Despite being written by a Dutchman, there is a very Eastern European feel to this book, mainly because it’s all about paranoia, routine, unthinking duty and cruelty crudely justified by an insane take on circumstances. Others have made the Kafka comparison about this book so this is not original but there is a very Kafkasque feel to it, particularly The Trial, where the protagonist is trapped in a meaningless bureaucratic nightmare with ever dwindling chances of escape and no satisfying explanations for anything. Part of this is the language used in The Guard, spare, direct and matter-of-fact, which gives it a cold precision. But it’s mainly because the characters derive their personalities from their roles – they are guards plain and simple: no family, no backstory, no other life – and because they are doggedly determined to see their task through no matter what logic and common sense might tell them.

I suspect Terrin’s inspiration was a run-in with some minor security jobsworths. Because that’s what Michel and Harry are on a grand, exaggerated scale.
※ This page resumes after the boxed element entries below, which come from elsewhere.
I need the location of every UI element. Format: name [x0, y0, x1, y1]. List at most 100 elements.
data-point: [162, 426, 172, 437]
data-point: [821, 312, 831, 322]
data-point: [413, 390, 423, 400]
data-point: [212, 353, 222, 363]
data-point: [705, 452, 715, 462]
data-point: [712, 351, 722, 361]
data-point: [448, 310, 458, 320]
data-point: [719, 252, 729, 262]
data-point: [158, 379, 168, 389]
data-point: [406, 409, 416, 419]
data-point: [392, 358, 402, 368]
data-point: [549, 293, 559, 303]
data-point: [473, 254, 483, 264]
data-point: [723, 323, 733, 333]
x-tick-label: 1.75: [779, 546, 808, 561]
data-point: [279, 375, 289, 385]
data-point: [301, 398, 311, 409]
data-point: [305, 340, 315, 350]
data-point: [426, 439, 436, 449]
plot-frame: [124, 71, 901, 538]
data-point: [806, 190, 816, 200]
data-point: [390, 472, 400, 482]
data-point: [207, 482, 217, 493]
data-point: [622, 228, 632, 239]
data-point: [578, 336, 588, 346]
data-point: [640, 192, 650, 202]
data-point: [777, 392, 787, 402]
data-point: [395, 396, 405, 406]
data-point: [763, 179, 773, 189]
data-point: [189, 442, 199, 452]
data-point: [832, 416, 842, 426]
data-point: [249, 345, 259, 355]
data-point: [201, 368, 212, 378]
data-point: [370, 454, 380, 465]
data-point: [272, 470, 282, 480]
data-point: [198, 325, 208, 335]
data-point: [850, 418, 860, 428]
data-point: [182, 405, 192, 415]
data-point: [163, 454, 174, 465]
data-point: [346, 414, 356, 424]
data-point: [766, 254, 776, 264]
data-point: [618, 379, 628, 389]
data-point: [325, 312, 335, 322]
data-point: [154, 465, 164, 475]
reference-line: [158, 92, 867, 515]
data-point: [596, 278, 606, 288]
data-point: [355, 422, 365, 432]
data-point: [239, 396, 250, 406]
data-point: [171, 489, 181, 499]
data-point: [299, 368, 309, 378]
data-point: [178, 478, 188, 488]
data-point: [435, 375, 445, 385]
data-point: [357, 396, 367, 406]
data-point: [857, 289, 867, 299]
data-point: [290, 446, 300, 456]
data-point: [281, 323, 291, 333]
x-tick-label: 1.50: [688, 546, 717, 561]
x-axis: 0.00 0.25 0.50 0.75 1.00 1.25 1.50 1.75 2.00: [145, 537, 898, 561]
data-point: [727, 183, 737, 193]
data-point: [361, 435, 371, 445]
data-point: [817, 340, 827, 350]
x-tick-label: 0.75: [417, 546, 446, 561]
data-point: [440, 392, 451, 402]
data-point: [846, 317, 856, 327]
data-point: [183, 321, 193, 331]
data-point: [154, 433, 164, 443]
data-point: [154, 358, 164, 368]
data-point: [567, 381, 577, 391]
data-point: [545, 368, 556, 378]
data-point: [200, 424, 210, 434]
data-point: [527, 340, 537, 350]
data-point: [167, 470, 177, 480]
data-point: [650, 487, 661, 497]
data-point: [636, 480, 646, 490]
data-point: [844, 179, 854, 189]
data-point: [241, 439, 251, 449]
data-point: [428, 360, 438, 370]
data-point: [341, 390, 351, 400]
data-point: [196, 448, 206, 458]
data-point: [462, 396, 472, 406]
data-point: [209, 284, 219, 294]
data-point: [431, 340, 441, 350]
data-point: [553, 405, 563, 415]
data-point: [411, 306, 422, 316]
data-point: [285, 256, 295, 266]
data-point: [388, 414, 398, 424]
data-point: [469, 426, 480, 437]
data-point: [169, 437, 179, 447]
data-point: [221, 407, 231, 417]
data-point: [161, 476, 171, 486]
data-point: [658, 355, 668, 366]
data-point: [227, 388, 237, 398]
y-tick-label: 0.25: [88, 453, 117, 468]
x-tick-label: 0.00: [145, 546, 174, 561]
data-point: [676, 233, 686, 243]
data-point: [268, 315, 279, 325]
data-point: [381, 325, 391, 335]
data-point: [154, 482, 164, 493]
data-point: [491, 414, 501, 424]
The world is probably ending and they are still guarding the basement, because that’s their job.

Chilling and disturbing, this book is in places gripping and horrific, even though much of it is describing and re-describing Michel’s mindless routine. That they eventually descend into madness is not in doubt. How that madness manifests itself, though, is what makes this book stand out.

All things considered, I am convinced this is a very good book, despite (and perhaps because of) its unconventional approach. It is clear, though, that other readers have found it challenging and the ending has come in for some criticism, possibly because the plot doesn’t resolve itself in the conventional sense, But this is not a conventional book and will, I suspect, do well on the mainstream shelves (if that is where it ends up). For a speculative fiction audience? Maybe less so, but it is not overlong, and is an off-balancing thought-provoker. So, with caveats, I would recommend this novel.